- Friday, September 16, 2016 by 5pm (via course website)
Students in History 204 should create a short entry in their research journal (about 600-800 words, or 3-4 pages) that documents how they used Ancestry.com and other reference sources to help launch their investigation of their assigned Dickinson College class of students (1840-1880).
- Entries will NOT be graded on prose or design elements (though both will factor into whether or not the journal entry will ultimately get published). Instead, the focal point of grading will be on research effort and historical analysis. Try to focus on communicating a deliberate and effective protocol for historical research.
- DATA OVERVIEW. Begin by organizing the information about your class from the 1905 Alumni Record into some kind of useful datasets. In other words: try to provide your readers with a general overview of the subject –how many students total, how many graduates, non-graduates, providing some breakdown of their origins, affiliations, and career choices, etc. You may do this basic statistical analysis in sentence form, or through bullet points, or with some kind of table, chart or infographic. It just depends. But keep in mind that this overview might help uncover possible fruitful avenues for teaching and presentation in your later essays and projects.
- OTHER REFERENCE. Then select some of your subjects for further investigation in reference sources beyond the 1905. These reference sources might include: Wikipedia, American National Biography Online (via Library databases), or nineteenth-century publications, such as county histories, regimental histories (for Civil War veterans), or various professional directories (like bench and bar guides, cyclopedias, or annual proceedings from Methodist conferences). Typically, you will be able to research these published nineteenth-century sources most easily by advanced searching in Google Books. Please note that you do not have to research ALL of your subjects in this manner, and certainly should not expect to have the space to report on all of these efforts in your post regardless, but look for opportunities to describe a few or several of them in your initial research journal entry.

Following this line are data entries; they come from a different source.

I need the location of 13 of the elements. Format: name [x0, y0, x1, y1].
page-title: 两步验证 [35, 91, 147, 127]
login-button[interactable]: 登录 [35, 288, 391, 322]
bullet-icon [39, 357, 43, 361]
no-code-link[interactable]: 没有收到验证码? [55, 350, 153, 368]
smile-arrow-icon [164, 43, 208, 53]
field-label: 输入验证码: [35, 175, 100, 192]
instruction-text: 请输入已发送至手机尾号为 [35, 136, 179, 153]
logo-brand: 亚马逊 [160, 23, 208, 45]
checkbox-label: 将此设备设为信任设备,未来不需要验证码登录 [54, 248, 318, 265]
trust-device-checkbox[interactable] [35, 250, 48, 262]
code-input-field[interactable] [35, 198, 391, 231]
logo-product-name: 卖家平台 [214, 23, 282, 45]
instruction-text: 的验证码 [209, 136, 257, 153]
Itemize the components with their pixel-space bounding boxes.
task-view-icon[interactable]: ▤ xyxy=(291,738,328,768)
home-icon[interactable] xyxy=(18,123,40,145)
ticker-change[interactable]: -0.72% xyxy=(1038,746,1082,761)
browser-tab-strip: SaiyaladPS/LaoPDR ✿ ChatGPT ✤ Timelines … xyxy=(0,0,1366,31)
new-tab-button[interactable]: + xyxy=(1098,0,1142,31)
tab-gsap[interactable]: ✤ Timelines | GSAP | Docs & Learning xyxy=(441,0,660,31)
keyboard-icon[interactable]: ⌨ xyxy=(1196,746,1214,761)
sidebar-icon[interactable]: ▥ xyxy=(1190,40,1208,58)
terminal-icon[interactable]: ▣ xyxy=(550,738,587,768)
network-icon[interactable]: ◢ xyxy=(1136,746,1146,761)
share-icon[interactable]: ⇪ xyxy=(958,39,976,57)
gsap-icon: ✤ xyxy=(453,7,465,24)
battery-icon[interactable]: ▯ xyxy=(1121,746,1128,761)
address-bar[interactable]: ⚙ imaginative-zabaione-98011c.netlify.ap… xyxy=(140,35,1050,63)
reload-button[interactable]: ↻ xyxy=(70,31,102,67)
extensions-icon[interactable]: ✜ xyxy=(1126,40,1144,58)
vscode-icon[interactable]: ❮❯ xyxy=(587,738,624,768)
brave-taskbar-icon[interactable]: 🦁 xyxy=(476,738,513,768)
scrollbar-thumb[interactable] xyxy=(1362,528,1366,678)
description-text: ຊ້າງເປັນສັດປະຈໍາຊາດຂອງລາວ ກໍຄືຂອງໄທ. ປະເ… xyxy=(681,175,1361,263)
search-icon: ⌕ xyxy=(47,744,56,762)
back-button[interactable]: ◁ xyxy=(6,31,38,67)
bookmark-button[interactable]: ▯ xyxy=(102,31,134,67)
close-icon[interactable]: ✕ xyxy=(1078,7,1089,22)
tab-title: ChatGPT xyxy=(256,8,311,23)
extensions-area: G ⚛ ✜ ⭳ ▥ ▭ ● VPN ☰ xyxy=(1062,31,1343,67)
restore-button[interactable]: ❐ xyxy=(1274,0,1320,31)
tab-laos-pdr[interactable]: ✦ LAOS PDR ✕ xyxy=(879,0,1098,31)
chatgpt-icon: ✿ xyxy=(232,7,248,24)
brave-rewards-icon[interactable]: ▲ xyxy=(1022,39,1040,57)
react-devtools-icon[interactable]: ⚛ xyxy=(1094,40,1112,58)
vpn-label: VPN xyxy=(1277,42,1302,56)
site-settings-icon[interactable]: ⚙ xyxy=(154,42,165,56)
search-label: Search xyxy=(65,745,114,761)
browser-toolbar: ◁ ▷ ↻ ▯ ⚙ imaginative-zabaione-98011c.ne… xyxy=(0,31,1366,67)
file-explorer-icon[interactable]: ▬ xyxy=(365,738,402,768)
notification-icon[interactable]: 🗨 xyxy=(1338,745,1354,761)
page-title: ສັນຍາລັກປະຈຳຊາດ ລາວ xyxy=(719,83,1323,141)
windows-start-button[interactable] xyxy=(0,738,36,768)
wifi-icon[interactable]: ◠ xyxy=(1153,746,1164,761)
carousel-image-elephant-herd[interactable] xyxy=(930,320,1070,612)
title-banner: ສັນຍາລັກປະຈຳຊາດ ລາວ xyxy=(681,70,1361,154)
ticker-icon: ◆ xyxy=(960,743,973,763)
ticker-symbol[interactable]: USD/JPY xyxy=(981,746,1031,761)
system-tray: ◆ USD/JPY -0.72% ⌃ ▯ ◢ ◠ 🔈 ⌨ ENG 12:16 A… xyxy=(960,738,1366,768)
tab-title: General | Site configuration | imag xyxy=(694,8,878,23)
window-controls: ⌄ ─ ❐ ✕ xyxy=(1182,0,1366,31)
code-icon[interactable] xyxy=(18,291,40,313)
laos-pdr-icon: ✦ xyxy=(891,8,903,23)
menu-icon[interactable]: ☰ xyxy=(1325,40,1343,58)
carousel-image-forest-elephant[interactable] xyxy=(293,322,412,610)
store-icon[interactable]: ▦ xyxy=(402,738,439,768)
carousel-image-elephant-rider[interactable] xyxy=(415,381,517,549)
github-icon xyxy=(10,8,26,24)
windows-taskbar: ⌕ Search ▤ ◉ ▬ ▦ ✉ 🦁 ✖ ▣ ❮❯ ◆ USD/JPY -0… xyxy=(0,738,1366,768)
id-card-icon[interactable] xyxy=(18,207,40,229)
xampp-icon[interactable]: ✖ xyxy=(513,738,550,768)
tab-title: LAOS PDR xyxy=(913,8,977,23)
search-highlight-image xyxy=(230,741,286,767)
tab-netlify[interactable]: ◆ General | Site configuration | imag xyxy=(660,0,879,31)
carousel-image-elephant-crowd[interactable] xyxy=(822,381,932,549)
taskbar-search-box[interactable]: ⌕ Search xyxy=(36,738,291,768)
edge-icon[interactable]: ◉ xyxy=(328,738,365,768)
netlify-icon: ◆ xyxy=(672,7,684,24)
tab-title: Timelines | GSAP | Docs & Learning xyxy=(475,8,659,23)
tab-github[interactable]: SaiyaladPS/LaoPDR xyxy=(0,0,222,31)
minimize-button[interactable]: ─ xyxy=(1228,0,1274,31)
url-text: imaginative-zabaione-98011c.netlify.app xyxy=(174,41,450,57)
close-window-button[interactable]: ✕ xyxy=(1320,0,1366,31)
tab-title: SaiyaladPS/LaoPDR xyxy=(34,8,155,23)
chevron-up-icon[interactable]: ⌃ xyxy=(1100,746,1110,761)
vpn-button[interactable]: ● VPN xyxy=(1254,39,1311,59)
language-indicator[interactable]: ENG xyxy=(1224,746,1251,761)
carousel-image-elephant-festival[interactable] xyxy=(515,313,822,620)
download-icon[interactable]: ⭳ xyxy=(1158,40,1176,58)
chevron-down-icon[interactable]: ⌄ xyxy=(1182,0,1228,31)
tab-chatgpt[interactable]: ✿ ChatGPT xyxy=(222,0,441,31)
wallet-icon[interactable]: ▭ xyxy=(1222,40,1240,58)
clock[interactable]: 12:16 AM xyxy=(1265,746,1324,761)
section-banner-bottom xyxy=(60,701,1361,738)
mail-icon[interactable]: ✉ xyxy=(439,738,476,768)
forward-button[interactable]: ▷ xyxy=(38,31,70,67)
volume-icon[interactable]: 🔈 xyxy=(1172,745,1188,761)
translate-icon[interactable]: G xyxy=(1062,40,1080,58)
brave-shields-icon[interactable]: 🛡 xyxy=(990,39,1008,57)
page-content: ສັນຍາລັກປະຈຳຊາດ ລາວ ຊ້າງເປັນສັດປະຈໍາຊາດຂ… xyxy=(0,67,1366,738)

- ANCESTRY.COM. Please conclude this initial journal entry by documenting with one or two good examples, how you can trace the lives of your subjects over time using Census records from Ancestry.com (via Library databases). Make sure to include cropped page images from the relevant Census records and try to show some creativity with your interpretation. Here is where, for example, you might look for opportunities to begin identifying the women important in the lives of your Dickinson subjects.
- Prose is not graded here, but writing with clarity and vigor should always be your objective. Poorly written posts will not hurt your grade at this stage, but they will prevent you from getting your work published. Quick note –these entries may contain first person pronouns, but try to keep the focus on “I” to a minimum nonetheless.
- Design is not graded here either, but use this initial entry as a way to test out your WordPress skills. Include images (with proper captions and credits) that have text neatly wrapped around, and provide occasional hypertext links to freely accessible outside sources. Footnotes are not required in research journal entries, but you want to experiment with providing ways for readers to visualize and access your sources.